Bei diesem Gedanken schauderte sie und strich sich über die Arme und anschließend über die Falten der Seidentunika die sie trug. Der Stoff war rotgold gefärbt worden und umschmeichelte sie. Es war ein Geschenk von Verus gewesen, eine freundliche Geste die sie wirklich schätzte und doch fühlte sie sich einsamer, als er wohl ahnte.
Er konnte ihren Kummer nicht begreifen und verstand nicht ihren Schmerz. Nur wenige würden verstehen, welchen Verlust sie hatte erleiden müssen…
Eine einzelne Träne lief ihr über die Wange und hinterließ eine glänzende Spur auf ihrer blassen Haut. Der Wind und der Himmel taten ihr gut. In ihrem ganzen Leben war sie nie lange in geschlossenen Räumen gewesen und Städte mit ihren engen Straßen konnte sie nicht wirklich leiden.

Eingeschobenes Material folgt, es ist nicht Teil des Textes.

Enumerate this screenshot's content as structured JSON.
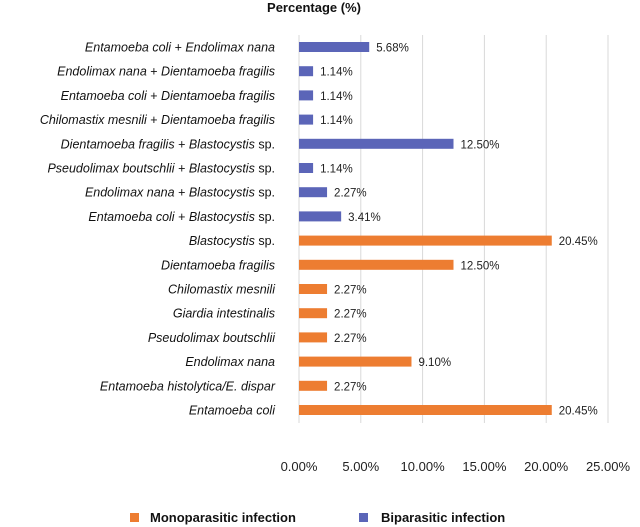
{
  "chart_data": {
    "type": "bar",
    "orientation": "horizontal",
    "title": "Percentage (%)",
    "xlim": [
      0,
      25
    ],
    "ticks": [
      0,
      5,
      10,
      15,
      20,
      25
    ],
    "tick_labels": [
      "0.00%",
      "5.00%",
      "10.00%",
      "15.00%",
      "20.00%",
      "25.00%"
    ],
    "grid": true,
    "legend_position": "bottom",
    "colors": {
      "mono": "#ed7d31",
      "bi": "#5b65b8",
      "grid": "#d9d9d9"
    },
    "legend": [
      {
        "key": "mono",
        "label": "Monoparasitic infection"
      },
      {
        "key": "bi",
        "label": "Biparasitic infection"
      }
    ],
    "bars": [
      {
        "label": "Entamoeba coli + Endolimax nana",
        "parts": [
          "Entamoeba coli",
          " + ",
          "Endolimax nana"
        ],
        "value": 5.68,
        "value_label": "5.68%",
        "series": "bi"
      },
      {
        "label": "Endolimax nana + Dientamoeba fragilis",
        "parts": [
          "Endolimax nana",
          " + ",
          "Dientamoeba fragilis"
        ],
        "value": 1.14,
        "value_label": "1.14%",
        "series": "bi"
      },
      {
        "label": "Entamoeba coli + Dientamoeba fragilis",
        "parts": [
          "Entamoeba coli",
          " + ",
          "Dientamoeba fragilis"
        ],
        "value": 1.14,
        "value_label": "1.14%",
        "series": "bi"
      },
      {
        "label": "Chilomastix mesnili + Dientamoeba fragilis",
        "parts": [
          "Chilomastix mesnili",
          " + ",
          "Dientamoeba fragilis"
        ],
        "value": 1.14,
        "value_label": "1.14%",
        "series": "bi"
      },
      {
        "label": "Dientamoeba fragilis + Blastocystis sp.",
        "parts": [
          "Dientamoeba fragilis",
          " + ",
          "Blastocystis",
          " sp."
        ],
        "value": 12.5,
        "value_label": "12.50%",
        "series": "bi"
      },
      {
        "label": "Pseudolimax boutschlii + Blastocystis sp.",
        "parts": [
          "Pseudolimax boutschlii",
          " + ",
          "Blastocystis",
          " sp."
        ],
        "value": 1.14,
        "value_label": "1.14%",
        "series": "bi"
      },
      {
        "label": "Endolimax nana + Blastocystis sp.",
        "parts": [
          "Endolimax nana",
          " + ",
          "Blastocystis",
          " sp."
        ],
        "value": 2.27,
        "value_label": "2.27%",
        "series": "bi"
      },
      {
        "label": "Entamoeba coli + Blastocystis sp.",
        "parts": [
          "Entamoeba coli",
          " + ",
          "Blastocystis",
          " sp."
        ],
        "value": 3.41,
        "value_label": "3.41%",
        "series": "bi"
      },
      {
        "label": "Blastocystis sp.",
        "parts": [
          "Blastocystis",
          " sp."
        ],
        "value": 20.45,
        "value_label": "20.45%",
        "series": "mono"
      },
      {
        "label": "Dientamoeba fragilis",
        "parts": [
          "Dientamoeba fragilis"
        ],
        "value": 12.5,
        "value_label": "12.50%",
        "series": "mono"
      },
      {
        "label": "Chilomastix mesnili",
        "parts": [
          "Chilomastix mesnili"
        ],
        "value": 2.27,
        "value_label": "2.27%",
        "series": "mono"
      },
      {
        "label": "Giardia intestinalis",
        "parts": [
          "Giardia intestinalis"
        ],
        "value": 2.27,
        "value_label": "2.27%",
        "series": "mono"
      },
      {
        "label": "Pseudolimax boutschlii",
        "parts": [
          "Pseudolimax boutschlii"
        ],
        "value": 2.27,
        "value_label": "2.27%",
        "series": "mono"
      },
      {
        "label": "Endolimax nana",
        "parts": [
          "Endolimax nana"
        ],
        "value": 9.1,
        "value_label": "9.10%",
        "series": "mono"
      },
      {
        "label": "Entamoeba histolytica/E. dispar",
        "parts": [
          "Entamoeba histolytica/E. dispar"
        ],
        "value": 2.27,
        "value_label": "2.27%",
        "series": "mono"
      },
      {
        "label": "Entamoeba coli",
        "parts": [
          "Entamoeba coli"
        ],
        "value": 20.45,
        "value_label": "20.45%",
        "series": "mono"
      }
    ]
  }
}
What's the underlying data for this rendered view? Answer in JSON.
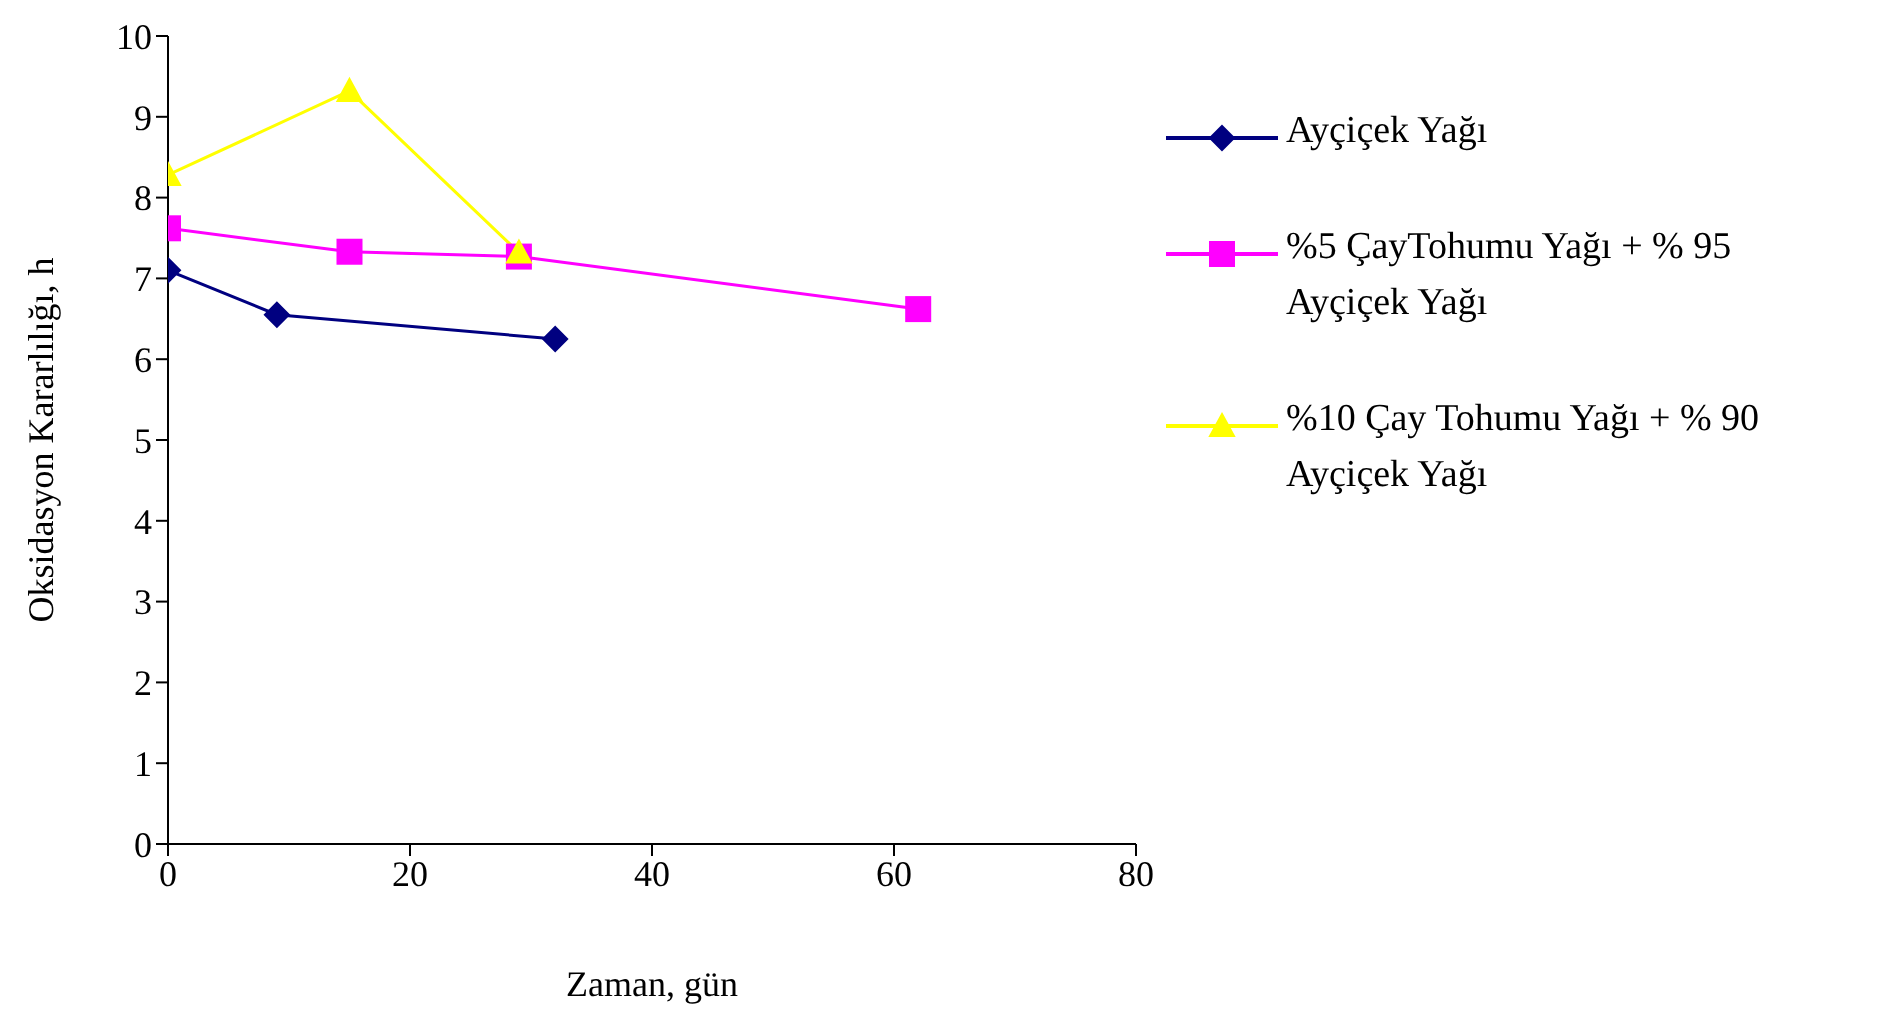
{
  "chart_data": {
    "type": "line",
    "xlabel": "Zaman, gün",
    "ylabel": "Oksidasyon Kararlılığı, h",
    "xlim": [
      0,
      80
    ],
    "xticks": [
      0,
      20,
      40,
      60,
      80
    ],
    "ylim": [
      0,
      10
    ],
    "yticks": [
      0,
      1,
      2,
      3,
      4,
      5,
      6,
      7,
      8,
      9,
      10
    ],
    "grid": false,
    "legend": "right",
    "series": [
      {
        "name": "Ayçiçek Yağı",
        "color": "#000080",
        "marker": "diamond",
        "x": [
          0,
          9,
          32
        ],
        "values": [
          7.1,
          6.55,
          6.25
        ]
      },
      {
        "name": "%5 ÇayTohumu Yağı + % 95 Ayçiçek Yağı",
        "color": "#ff00ff",
        "marker": "square",
        "x": [
          0,
          15,
          29,
          62
        ],
        "values": [
          7.62,
          7.33,
          7.27,
          6.62
        ]
      },
      {
        "name": "%10 Çay Tohumu Yağı + % 90 Ayçiçek Yağı",
        "color": "#ffff00",
        "marker": "triangle",
        "x": [
          0,
          15,
          29
        ],
        "values": [
          8.28,
          9.32,
          7.32
        ]
      }
    ]
  }
}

Zu viele Menschen drängten sich nur an einem Ort und ließen keinen wirklich zur Ruhe und zum Atmen kommen. Selbst die meisten Nächte hatte sie unter freiem Himmel verbracht, zusammengerollt unter bunten Decken, dem sanften Wind lauschend.
Auch war sie unter dem freien Himmel geboren worden, in einer lauen Nacht mitten unter den Sternen, neben einem prasselnden Feuern, so hatte man es ihr erzählt.

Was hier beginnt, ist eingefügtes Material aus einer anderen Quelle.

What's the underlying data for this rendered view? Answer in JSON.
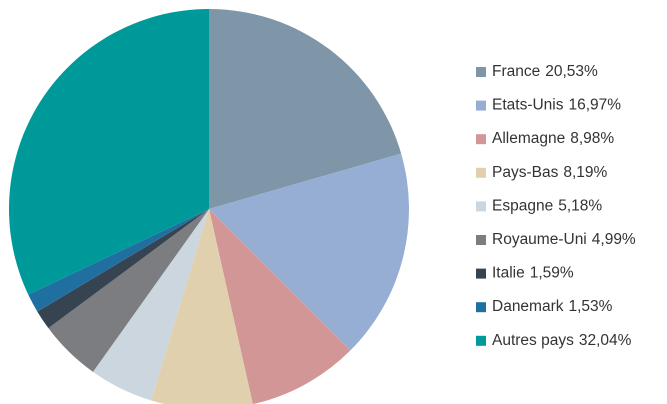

Sie war ein Kind des weiten Himmels und der unzähligen Straßen…. Sie schloss die Augen streckte ihr Gesicht der Sonne entgegen.
Warum? fragte sie stumm und verzweifelt den Wind. Eine Frage die wohl nur die Götter beantworten konnten. Doch die Götter schwiegen und ließen sie allein. Noch eine weitere Träne glitt unter ihren langen Wimpern hervor und bahnte sich einen Weg über ihr Gesicht. Die Einsamkeit und die Verzweiflung rissen ihr das Herz auseinander und nahmen ihr den Atem und auch die Kraft zum Leben.
Wofür sollte sie noch Leben? Für Verwandte die sie nicht kannte… für einen Mann der ihren Kummer nicht ermessen konnte .. für die Götter, die sie im Stich ließen….
Nein, sie musste nur für sich Leben, nicht einmal den Toten schuldete sie dies, auch wenn diese immer einen Platz in ihrem Herzen hatten. Sie würde schon einen Weg finden, ein neues Leben zu beginnen.
Leise seufzte sie und wischte sich die Tränenspuren fort. So schwer es auch für sie war, sie sah keinen anderen Weg, als neu zu beginnen, denn der Weg zurück, war für immer versperrt. Ihre Finger glitten sacht über das glatte Holz der Flöte in ihren Fingern. Eine liebevolle Erinnerung an Abende mit Musik, Gesang und Gelächter, an den Rauch vom Feuer und sternenklaren Nächten.
Langsam glitt ihr Blick durch den Garten, sie hatte sich auf eine der marmornen Bänke gesetzt und Ruhe zu finden und doch war ihr Herz in Aufruhr, von Bitterkeit, Zorn und Verzweiflung erfüllt.
Es war so schwer, so unendlich schwer, das Los zu ertragen, welches ihr vom Schicksal und den Göttern auferlegt worden war.